On Sunday, 20 January, 2019 16:32, Thomas Kurz <sqlite.2...@t-net.ruhr> wrote:

>Just for curiosity: how do other DBMS (MySQL, etc.) solve this issue?
>I guess the keypoint is that no matter where the query comes from,
>the database files are always under control of the same process which
>then can take care of the correct order in which to read and write
>data.

>But the problem that the same database page cannot be written to from
>2 different statements (or being read while another statement is
>writing into it) should arise there as well, shouldn't it? However, I
>have never seen MySQL return some kind of "busy" (whatsoever it may
>be named there).

>As I said, just for curiosity - no offense against SQlite because I
>can well understand the problem that SQlite has to deal with :-)

The "other DBMS" to which you refer are all of a class called a Database 
Server.  As such they are accessed remotely and thus have huge latency between 
when "your application" requests for something to be done and when that request 
gets to the server so that it can be processed.  This means that these database 
engines have to be optimized for concurrency and this is done by using what is 
called "row level locking" in which locks apply to a specific row in a specific 
table.  You can indeed "write" the same page at the same time from a single 
process, you just need to make sure that the row of data that "A" is writing to 
is not the same row of data that "B" is writing to.

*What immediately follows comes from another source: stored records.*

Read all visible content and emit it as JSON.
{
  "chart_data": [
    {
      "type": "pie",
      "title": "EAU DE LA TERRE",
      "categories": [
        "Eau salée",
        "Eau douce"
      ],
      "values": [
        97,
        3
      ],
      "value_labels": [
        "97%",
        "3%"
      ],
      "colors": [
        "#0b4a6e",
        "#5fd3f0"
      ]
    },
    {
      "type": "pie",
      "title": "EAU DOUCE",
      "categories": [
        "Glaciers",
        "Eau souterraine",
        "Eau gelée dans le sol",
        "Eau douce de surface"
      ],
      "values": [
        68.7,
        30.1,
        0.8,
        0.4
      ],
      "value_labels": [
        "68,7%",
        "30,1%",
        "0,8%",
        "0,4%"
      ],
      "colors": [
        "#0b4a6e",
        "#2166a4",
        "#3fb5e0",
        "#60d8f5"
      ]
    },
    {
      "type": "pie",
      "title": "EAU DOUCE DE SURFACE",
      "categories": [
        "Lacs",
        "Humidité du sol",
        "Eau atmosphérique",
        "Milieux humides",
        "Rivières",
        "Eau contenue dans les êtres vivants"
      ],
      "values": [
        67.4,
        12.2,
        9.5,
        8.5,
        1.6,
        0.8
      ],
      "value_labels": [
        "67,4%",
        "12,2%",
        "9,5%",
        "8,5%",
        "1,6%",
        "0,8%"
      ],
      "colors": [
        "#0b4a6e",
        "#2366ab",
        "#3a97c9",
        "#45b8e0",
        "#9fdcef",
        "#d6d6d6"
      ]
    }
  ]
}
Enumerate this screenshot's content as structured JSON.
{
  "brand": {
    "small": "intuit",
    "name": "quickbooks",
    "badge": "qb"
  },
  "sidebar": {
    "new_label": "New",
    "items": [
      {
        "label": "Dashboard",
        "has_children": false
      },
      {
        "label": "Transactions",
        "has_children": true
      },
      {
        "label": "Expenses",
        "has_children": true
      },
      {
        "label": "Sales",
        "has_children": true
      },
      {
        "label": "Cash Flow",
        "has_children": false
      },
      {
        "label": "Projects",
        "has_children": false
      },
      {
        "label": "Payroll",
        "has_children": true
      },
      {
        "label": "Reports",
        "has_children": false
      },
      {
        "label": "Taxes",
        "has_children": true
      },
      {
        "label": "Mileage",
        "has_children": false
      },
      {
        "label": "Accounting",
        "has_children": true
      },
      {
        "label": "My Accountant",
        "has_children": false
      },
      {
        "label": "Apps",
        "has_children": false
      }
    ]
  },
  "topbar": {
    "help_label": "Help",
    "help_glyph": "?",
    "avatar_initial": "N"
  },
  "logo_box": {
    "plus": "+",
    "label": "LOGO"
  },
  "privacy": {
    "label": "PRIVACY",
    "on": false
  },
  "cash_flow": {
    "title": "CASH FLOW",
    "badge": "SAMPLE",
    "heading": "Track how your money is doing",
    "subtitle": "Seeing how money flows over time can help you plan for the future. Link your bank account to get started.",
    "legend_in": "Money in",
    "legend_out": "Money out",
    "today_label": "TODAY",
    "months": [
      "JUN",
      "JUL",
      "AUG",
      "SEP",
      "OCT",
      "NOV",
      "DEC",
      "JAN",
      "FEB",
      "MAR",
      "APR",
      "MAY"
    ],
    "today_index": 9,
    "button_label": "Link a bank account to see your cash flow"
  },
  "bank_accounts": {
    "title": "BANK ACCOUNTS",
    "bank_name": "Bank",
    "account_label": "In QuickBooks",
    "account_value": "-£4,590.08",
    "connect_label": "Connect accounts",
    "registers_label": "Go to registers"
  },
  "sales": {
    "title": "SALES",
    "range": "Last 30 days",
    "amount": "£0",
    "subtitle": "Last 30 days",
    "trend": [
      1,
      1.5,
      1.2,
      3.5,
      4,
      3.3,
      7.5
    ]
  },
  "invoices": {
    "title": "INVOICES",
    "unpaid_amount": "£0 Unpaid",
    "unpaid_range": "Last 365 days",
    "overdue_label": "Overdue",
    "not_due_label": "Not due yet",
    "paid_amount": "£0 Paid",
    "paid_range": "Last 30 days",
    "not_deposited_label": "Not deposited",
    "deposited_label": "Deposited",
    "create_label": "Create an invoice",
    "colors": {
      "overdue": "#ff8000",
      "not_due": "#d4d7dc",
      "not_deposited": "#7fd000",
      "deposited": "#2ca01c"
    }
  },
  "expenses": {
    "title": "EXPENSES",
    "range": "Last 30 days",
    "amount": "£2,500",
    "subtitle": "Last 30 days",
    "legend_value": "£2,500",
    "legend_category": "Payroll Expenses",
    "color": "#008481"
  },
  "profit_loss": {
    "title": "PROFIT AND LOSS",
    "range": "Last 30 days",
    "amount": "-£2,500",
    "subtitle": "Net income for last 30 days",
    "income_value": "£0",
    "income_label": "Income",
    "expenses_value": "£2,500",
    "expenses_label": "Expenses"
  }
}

Furthermore, many client/server systems use the "opportunistic locking" model 
which is based on the "plow ahead at full speed but keep enough history to go 
"Oh Shit" when required" because it is probabilistically unlikely that your 
1000 clients will all try and modify the same thing at once and you only need 
to be able to detect that and go "Oh Shit" when necessary.  On the balance the 
"plow ahead and pray" (also known as opportunistic locking) works adequately 
for most things.  That is, it is probabilistically unlikely that your clients 
will all try to update the same row in the same table at the same time (a given 
customer can only be calling ONE of your 5000 customer service representatives 
to update their shipping address, for example, so having TWO agents submitting 
an update for the same row at the same time is extremely highly improbable).  
And if they do, you can raise the "Oh Shit" flag and cancel the transaction(s).

So a client/server architecture has massive latencies on the order of hundreds 
of milliseconds but uses very fine grained locking to allow thousands of 
turnarounds to occur simultaneously and the updates to "appear to a lay 
external observer" to be occurring concurrently.

SQLite3 however has latencies on the order of microseconds and does not need to 
utilize the overhead associated with managing such fine grained locking in 
order to obtain the same or better local throughput, and being a local database 
at the whim of one client application accessing the database, it does not have 
the same opportunity for opportunistic behaviour as does a client/server 
database which may be serving thousands of concurrent (but different) 
applications.

---
The fact that there's a Highway to Hell but only a Stairway to Heaven says a 
lot about anticipated traffic volume.